# Nondimensional quantities

by Dustinsfl
Tags: nondimensional, quantities
 P: 629 The DE is Insect Outbreak Model: Spruce Budworn with Ludwig's predation model $$\frac{dN}{dt}=r_BN\left(1-\frac{N}{K_B}\right)-\frac{BN^2}{A^2+N^2}$$ $r_B$ is the linear birth rate $K_B$ is the carrying capacity The last term is predation $A$ is the threshold where predation is switched on $A,K_B,N,r_B$ has the dimension $(\text{time})^{-1}$ $B$ has the dimension $N(\text{time})^{-1}$ Nondimensional quantities $$u=\frac{N}{A}, \ r=\frac{Ar_B}{B}, \ q=\frac{K_B}{A}, \ \tau=\frac{Bt}{A}$$ How were this substitutions decided on?
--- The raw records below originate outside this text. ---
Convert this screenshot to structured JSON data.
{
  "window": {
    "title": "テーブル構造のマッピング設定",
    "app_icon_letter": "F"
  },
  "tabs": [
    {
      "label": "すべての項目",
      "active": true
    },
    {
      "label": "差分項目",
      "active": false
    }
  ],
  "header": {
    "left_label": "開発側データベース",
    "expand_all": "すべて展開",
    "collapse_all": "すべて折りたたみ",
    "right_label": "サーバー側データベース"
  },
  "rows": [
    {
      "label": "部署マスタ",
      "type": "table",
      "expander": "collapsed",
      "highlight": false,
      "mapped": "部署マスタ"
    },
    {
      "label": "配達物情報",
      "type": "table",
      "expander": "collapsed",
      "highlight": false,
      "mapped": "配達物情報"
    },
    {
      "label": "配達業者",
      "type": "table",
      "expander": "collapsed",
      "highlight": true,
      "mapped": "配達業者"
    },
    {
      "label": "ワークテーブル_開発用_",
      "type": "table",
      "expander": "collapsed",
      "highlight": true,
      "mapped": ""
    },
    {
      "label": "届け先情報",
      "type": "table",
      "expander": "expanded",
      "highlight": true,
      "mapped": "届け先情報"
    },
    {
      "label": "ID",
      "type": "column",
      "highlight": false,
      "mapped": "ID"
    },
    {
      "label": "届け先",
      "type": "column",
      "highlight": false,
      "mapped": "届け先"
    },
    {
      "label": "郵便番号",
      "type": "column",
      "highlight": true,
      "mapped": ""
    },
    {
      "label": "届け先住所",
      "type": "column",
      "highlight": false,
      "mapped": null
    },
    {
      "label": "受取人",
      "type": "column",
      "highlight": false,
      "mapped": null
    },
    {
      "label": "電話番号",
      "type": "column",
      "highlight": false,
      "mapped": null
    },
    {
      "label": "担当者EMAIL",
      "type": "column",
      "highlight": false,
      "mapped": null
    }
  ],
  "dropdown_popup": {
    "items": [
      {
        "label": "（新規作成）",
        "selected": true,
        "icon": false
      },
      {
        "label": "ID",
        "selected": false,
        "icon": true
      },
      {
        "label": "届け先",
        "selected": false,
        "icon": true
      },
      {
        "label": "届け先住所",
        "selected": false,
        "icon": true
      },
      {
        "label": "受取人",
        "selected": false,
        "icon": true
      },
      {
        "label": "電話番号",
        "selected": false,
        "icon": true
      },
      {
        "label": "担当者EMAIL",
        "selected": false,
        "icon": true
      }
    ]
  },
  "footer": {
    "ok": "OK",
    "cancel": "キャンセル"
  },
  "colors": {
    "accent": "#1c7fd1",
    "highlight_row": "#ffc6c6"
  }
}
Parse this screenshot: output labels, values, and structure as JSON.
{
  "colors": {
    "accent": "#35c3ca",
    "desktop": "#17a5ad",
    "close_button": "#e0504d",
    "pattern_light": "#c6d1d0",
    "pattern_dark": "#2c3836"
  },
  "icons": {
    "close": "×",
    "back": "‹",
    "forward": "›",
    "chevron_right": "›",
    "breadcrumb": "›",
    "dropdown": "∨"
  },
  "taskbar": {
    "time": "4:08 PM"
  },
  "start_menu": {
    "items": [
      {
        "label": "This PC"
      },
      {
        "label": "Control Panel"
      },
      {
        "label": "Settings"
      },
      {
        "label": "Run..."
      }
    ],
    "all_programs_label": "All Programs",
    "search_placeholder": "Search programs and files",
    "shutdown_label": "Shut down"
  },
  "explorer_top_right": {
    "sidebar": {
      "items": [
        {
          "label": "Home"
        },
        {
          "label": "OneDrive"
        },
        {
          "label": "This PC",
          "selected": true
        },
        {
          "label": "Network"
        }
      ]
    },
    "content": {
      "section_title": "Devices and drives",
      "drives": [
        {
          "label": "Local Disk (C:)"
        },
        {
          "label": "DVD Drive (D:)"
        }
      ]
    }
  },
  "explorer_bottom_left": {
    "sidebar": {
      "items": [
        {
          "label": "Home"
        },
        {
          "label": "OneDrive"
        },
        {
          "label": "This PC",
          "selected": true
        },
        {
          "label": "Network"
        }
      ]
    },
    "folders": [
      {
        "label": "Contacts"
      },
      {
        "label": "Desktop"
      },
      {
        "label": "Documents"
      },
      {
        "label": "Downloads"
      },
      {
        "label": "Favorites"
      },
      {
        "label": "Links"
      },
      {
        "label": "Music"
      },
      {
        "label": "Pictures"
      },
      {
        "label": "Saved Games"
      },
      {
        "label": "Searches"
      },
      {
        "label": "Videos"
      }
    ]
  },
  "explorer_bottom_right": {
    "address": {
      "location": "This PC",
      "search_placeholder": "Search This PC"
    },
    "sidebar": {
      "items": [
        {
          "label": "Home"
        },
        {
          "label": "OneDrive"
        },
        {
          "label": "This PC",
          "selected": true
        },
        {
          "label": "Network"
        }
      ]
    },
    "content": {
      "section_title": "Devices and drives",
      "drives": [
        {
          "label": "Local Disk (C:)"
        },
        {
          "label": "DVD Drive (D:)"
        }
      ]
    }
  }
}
I see that u,q is nondimensional since they cancel, but r and tau I don't get it.
 P: 629 Nondimensional quantities Additionally, when I make the substitution, I should obtain: $$\frac{du}{dt}=ru\left(1-\frac{u}{q}\right)-\frac{u^2}{1+u^2}$$ From the substitution, I actually obtain: $$uBr\left(1-\frac{u}{q}\right)-\frac{A^3\tau N^2}{t(u+A^2N^2}$$ How can I manipulate that into the correct answer? Or is there a mistake somewhere?